Six personnes, dont un mineur, mises en examen après l’agression d’un policier dans la Loire

Suite à l’agression d’un policier dans une commune de la Loire dans la nuit du 13 au 14 mai, six personnes, dont un mineur, ont été mises en examen «pour blessures volontaires sur personne dépositaire de l’autorité publique, avec arme et en réunion».

Six jeunes, dont un mineur, ont été mis en examen dans la soirée du 28 mai après que l’un d’eux a gravement blessé un policier en service, en lui lançant une bouteille à la tête à Rive-de-Gier, dans la Loire, dans la nuit du 13 au 14 mai, a-t-on appris auprès du parquet de Saint-Etienne.

Parmi ces derniers, interpellés dans la matinée du 26 mai, un habitant de Saint-Chamond (Loire) âgé de 21 ans, qui a été écroué, et cinq jeunes de Rive-de-Gier, dont un mineur de 17 ans, qui ont été placés sous contrôle judiciaire. Ils sont tous poursuivis «pour blessures volontaires sur personne dépositaire de l’autorité publique, avec arme et en réunion, ayant entraîné une ITT supérieure à huit jours». Ces faits sont passibles de dix ans d’emprisonnement. Deux autres jeunes hommes, qui avaient également été arrêtés, ont pour leur part été mis hors de cause.

Plus de 80 policiers, dont ceux de la Brigade de recherche et d’intervention de la police judiciaire et ceux de deux antennes du Raid, avaient été mobilisés pour les interpellations des suspects, réalisées non seulement à Rive-de-Gier et Saint-Chamond mais aussi à Givors (Rhône), sur commission rogatoire d’une juge d’instruction stéphanoise.

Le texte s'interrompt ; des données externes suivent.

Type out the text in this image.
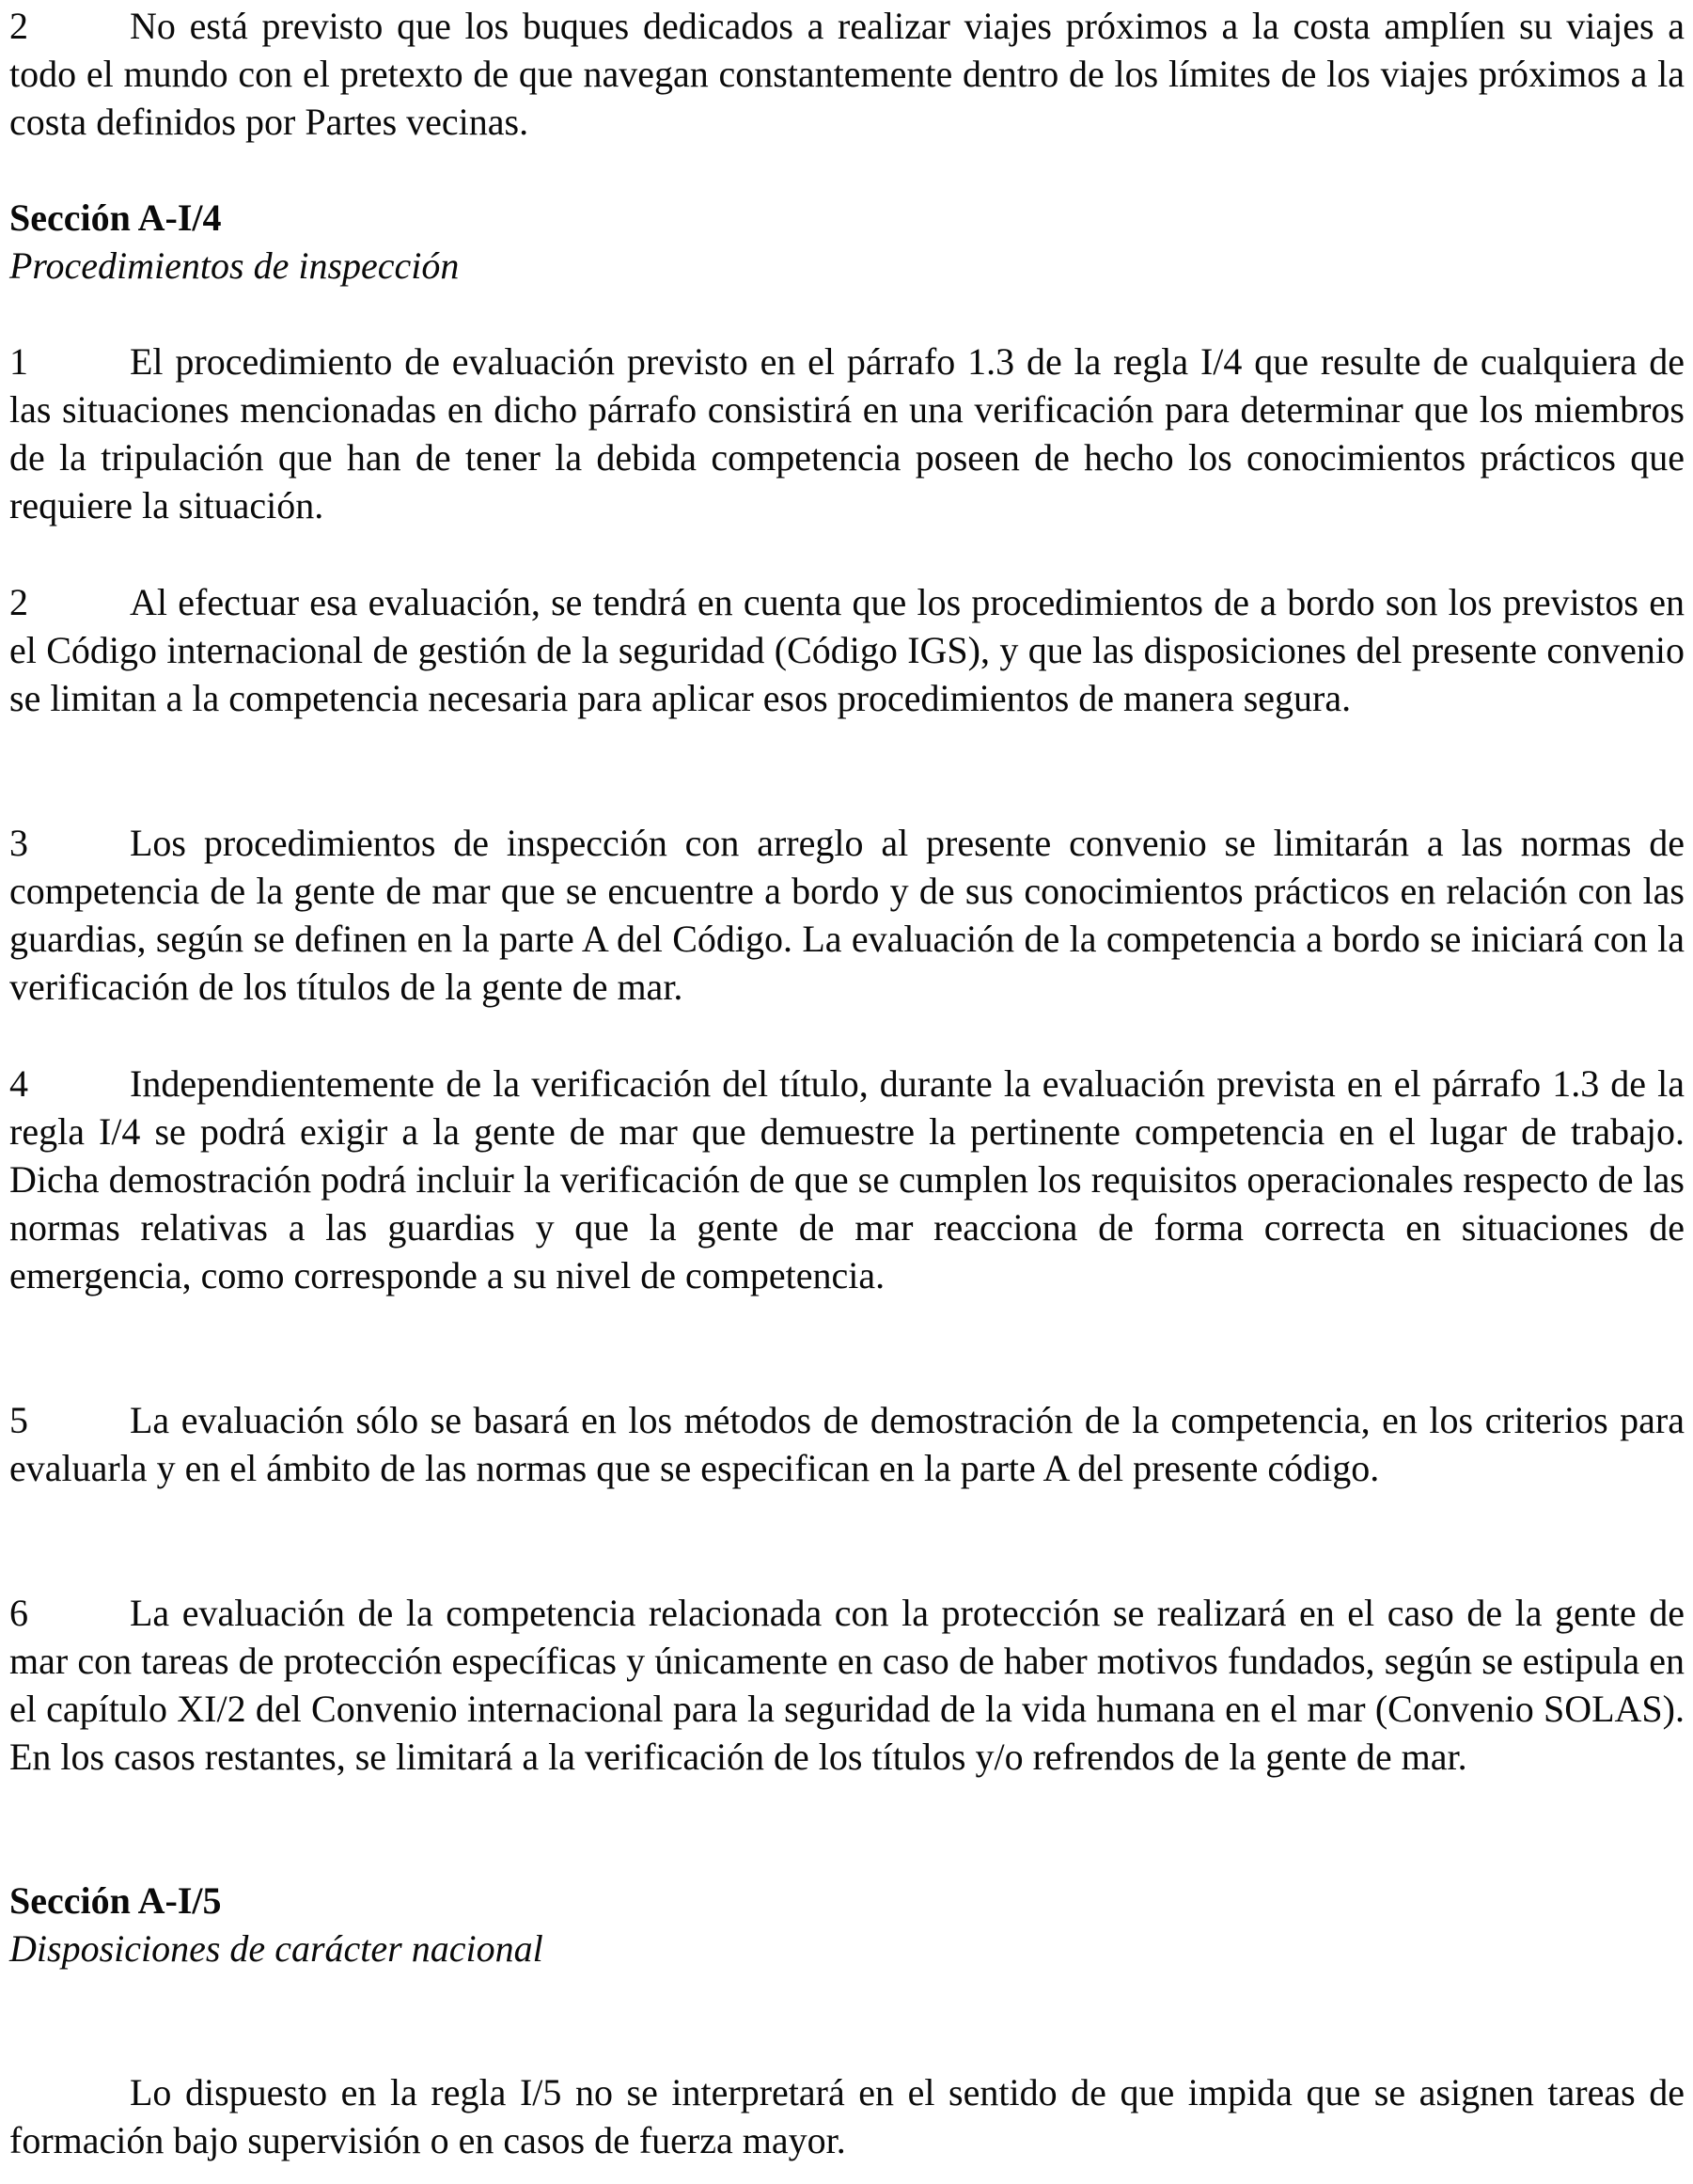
2	No está previsto que los buques dedicados a realizar viajes próximos a la costa amplíen su viajes a todo el mundo con el pretexto de que navegan constantemente dentro de los límites de los viajes próximos a la costa definidos por Partes vecinas.

Sección A-I/4
Procedimientos de inspección

1	El procedimiento de evaluación previsto en el párrafo 1.3 de la regla I/4 que resulte de cualquiera de las situaciones mencionadas en dicho párrafo consistirá en una verificación para determinar que los miembros de la tripulación que han de tener la debida competencia poseen de hecho los conocimientos prácticos que requiere la situación.

2	Al efectuar esa evaluación, se tendrá en cuenta que los procedimientos de a bordo son los previstos en el Código internacional de gestión de la seguridad (Código IGS), y que las disposiciones del presente convenio se limitan a la competencia necesaria para aplicar esos procedimientos de manera segura.

3	Los procedimientos de inspección con arreglo al presente convenio se limitarán a las normas de competencia de la gente de mar que se encuentre a bordo y de sus conocimientos prácticos en relación con las guardias, según se definen en la parte A del Código. La evaluación de la competencia a bordo se iniciará con la verificación de los títulos de la gente de mar.

4	Independientemente de la verificación del título, durante la evaluación prevista en el párrafo 1.3 de la regla I/4 se podrá exigir a la gente de mar que demuestre la pertinente competencia en el lugar de trabajo. Dicha demostración podrá incluir la verificación de que se cumplen los requisitos operacionales respecto de las normas relativas a las guardias y que la gente de mar reacciona de forma correcta en situaciones de emergencia, como corresponde a su nivel de competencia.

5	La evaluación sólo se basará en los métodos de demostración de la competencia, en los criterios para evaluarla y en el ámbito de las normas que se especifican en la parte A del presente código.

6	La evaluación de la competencia relacionada con la protección se realizará en el caso de la gente de mar con tareas de protección específicas y únicamente en caso de haber motivos fundados, según se estipula en el capítulo XI/2 del Convenio internacional para la seguridad de la vida humana en el mar (Convenio SOLAS). En los casos restantes, se limitará a la verificación de los títulos y/o refrendos de la gente de mar.

Sección A-I/5
Disposiciones de carácter nacional

Lo dispuesto en la regla I/5 no se interpretará en el sentido de que impida que se asignen tareas de formación bajo supervisión o en casos de fuerza mayor.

Un brigadier-chef de 51 ans placé dans le coma artificiel durant quelques heures

Dans la nuit du 13 au 14 mai, lors d’une intervention d’un équipage de trois policiers pour tapage nocturne, peu après minuit dans un quartier populaire de Rive-de-Gier, la victime, un brigadier-chef de 51 ans du commissariat de Saint-Chamond, avait reçu de la part de l’un des suspects «une bouteille de vodka en verre» sur la tête. Il avait perdu connaissance et s’était écroulé au sol dans une rue de cette ville de l’agglomération stéphanoise. Conduit au CHU de Saint-Etienne pour y être opéré, il avait été placé quelques heures dans un coma artificiel.

Sorti de l’hôpital il y a une semaine, le fonctionnaire, père de deux enfants, bénéficie pour l’instant d’une interruption totale de travail (ITT) de 30 jours mais ne devrait toutefois pas reprendre le travail avant plusieurs mois.

L’enquête n’a pas permis encore de savoir qui précisément a lancé le projectile, a ajouté le parquet le 28 mai au soir.